Now and then a voice struck me, and I heard words and sentences of which I could form no connected story. But I understood that there was one sentence of execration; I heard scraps of stories that seemed strange and improbable. Some one was talking of men, lured by cunning devices from their homes and murdered with hideous tortures, found writhing like wounded snakes in dark and lonely places, only crying for some one to stab them to the heart, and so end their torments; and I heard another voice speaking of innocent girls who had vanished for a day or two, and then had come back and died, blushing red with shame even in the agonies of death. I wondered what it all meant, and what was to happen, but I was so weary that I walked on in a dream, scarcely longing for anything but sleep. At last we stopped. We had reached the summit of the hill, overlooking Blue Rock Valley, and I saw that I was standing beneath a clump of trees where I had often sat. I was in the midst of a ring of armed men, and I saw that two or three men were very busy with piles of wood, while others were fingering a rope. Then there was a stir in the crowd, and a man was pushed forward. His hands and feet were tightly bound with cord, and though his face was unutterably villainous I pitied him for the agony that worked his features and twisted his lips. I knew him; he was amongst those that had gathered round Smith in Black Gulf Cañon. In an instant he was unbound, and stripped naked; and borne beneath one of the trees, and his neck encircled by a noose that went around the trunk. A hoarse voice gave some kind of order; there was a rush of feet, and the rope tightened; and there before me I saw the blackened face and the writhing limbs and the shameful agony of death. One after another, half a dozen men, all of whom I had seen in the cañon the night before, were strangled before me, and their bodies were flung forth on the ground. Then there was a pause, and the man who had roused me a short while before, came up to me and said:—
"Now, mister, it's your turn. We give you five minutes to cast up your accounts, and when that's clocked, by the living God we will burn you alive at that tree."
It was then I awoke and understood. I cried out:—
"Why, what have I done? Why should you hurt me? I am a harmless man, I never did you any wrong." I covered my face with my hands; it seemed so pitiful, and it was such a terrible death.

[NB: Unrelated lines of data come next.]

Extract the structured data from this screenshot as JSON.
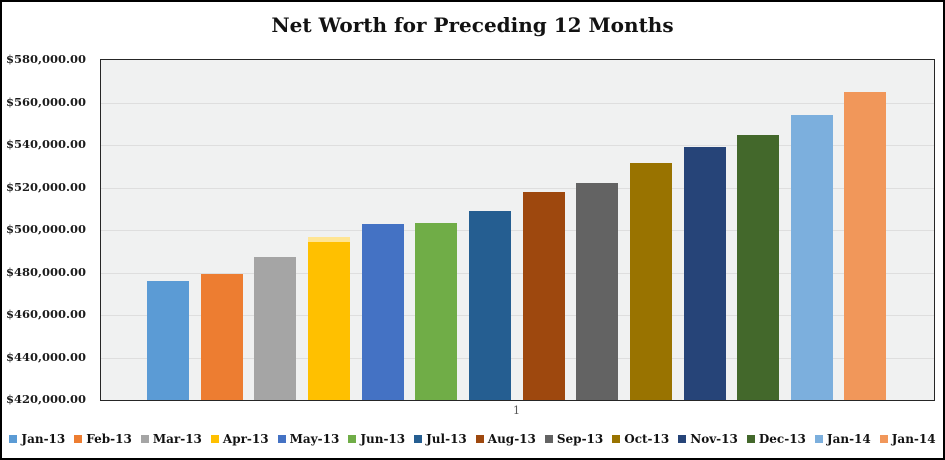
{
  "title": "Net Worth for Preceding 12 Months",
  "x_axis": {
    "category_label": "1"
  },
  "chart_data": {
    "type": "bar",
    "title": "Net Worth for Preceding 12 Months",
    "xlabel": "",
    "ylabel": "",
    "categories": [
      "1"
    ],
    "series": [
      {
        "name": "Jan-13",
        "value": 476000,
        "color": "#5B9BD5"
      },
      {
        "name": "Feb-13",
        "value": 479500,
        "color": "#ED7D31"
      },
      {
        "name": "Mar-13",
        "value": 487500,
        "color": "#A5A5A5"
      },
      {
        "name": "Apr-13",
        "value": 494500,
        "color": "#FFC000",
        "cap_color": "#FFE593"
      },
      {
        "name": "May-13",
        "value": 503000,
        "color": "#4472C4"
      },
      {
        "name": "Jun-13",
        "value": 503500,
        "color": "#70AD47"
      },
      {
        "name": "Jul-13",
        "value": 509000,
        "color": "#255E91"
      },
      {
        "name": "Aug-13",
        "value": 518000,
        "color": "#9E480E"
      },
      {
        "name": "Sep-13",
        "value": 522000,
        "color": "#636363"
      },
      {
        "name": "Oct-13",
        "value": 531500,
        "color": "#997300"
      },
      {
        "name": "Nov-13",
        "value": 539000,
        "color": "#264478"
      },
      {
        "name": "Dec-13",
        "value": 544500,
        "color": "#43682B"
      },
      {
        "name": "Jan-14",
        "value": 554000,
        "color": "#7CAFDD"
      },
      {
        "name": "Jan-14",
        "value": 565000,
        "color": "#F1975A"
      }
    ],
    "ylim": [
      420000,
      580000
    ],
    "ytick_step": 20000,
    "ytick_labels": [
      "$580,000.00",
      "$560,000.00",
      "$540,000.00",
      "$520,000.00",
      "$500,000.00",
      "$480,000.00",
      "$460,000.00",
      "$440,000.00",
      "$420,000.00"
    ],
    "grid": true,
    "legend_position": "bottom",
    "style_colors": {
      "frame_border": "#000000",
      "plot_background": "#F0F1F1",
      "gridline": "#DEDEDE",
      "axis_text": "#1C1C1C",
      "category_text": "#595959"
    }
  }
}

"What have I done?" I cried again. "You must take me for some other man. You cannot know me."
"You black-hearted devil," said the man at my side, "we know you well enough. There's not a man within thirty miles of this that won't curse Jack Smith when you are burning in hell."
"My name is not Smith," I said, with some hope left in me. "My name is Wilkins. I was Mr. Smith's secretary, but I knew nothing of him."
"Hark at the black liar," said the man. "Secretary be damned! You were clever enough, I dare say, to slink out at night, and keep your face in the dark, but we've tracked you out at last. But your time's up. Come along."
I was dragged to the tree and bound to it with chains, and I saw the piles of wood heaped all about me, and shut my eyes. Then I felt myself drenched all over with some liquid, and looked again, and a woman grinned at me. She had just emptied a great can of petroleum over me and over the wood. A voice shouted, "Fire away," and I fainted and knew nothing more.
When I opened my eyes I was lying on a bed in a bare comfortless room. A doctor was holding some strong salts to my nostrils, and a gentleman standing by the bed, whom I afterwards found to be the sheriff, addressed me:—
"Say, mister," he began, "you've had an uncommon narrow squeak for it. The boys were just about lighting up when I came along with the posse, and I had as much as I could do to bring you off, I can tell you.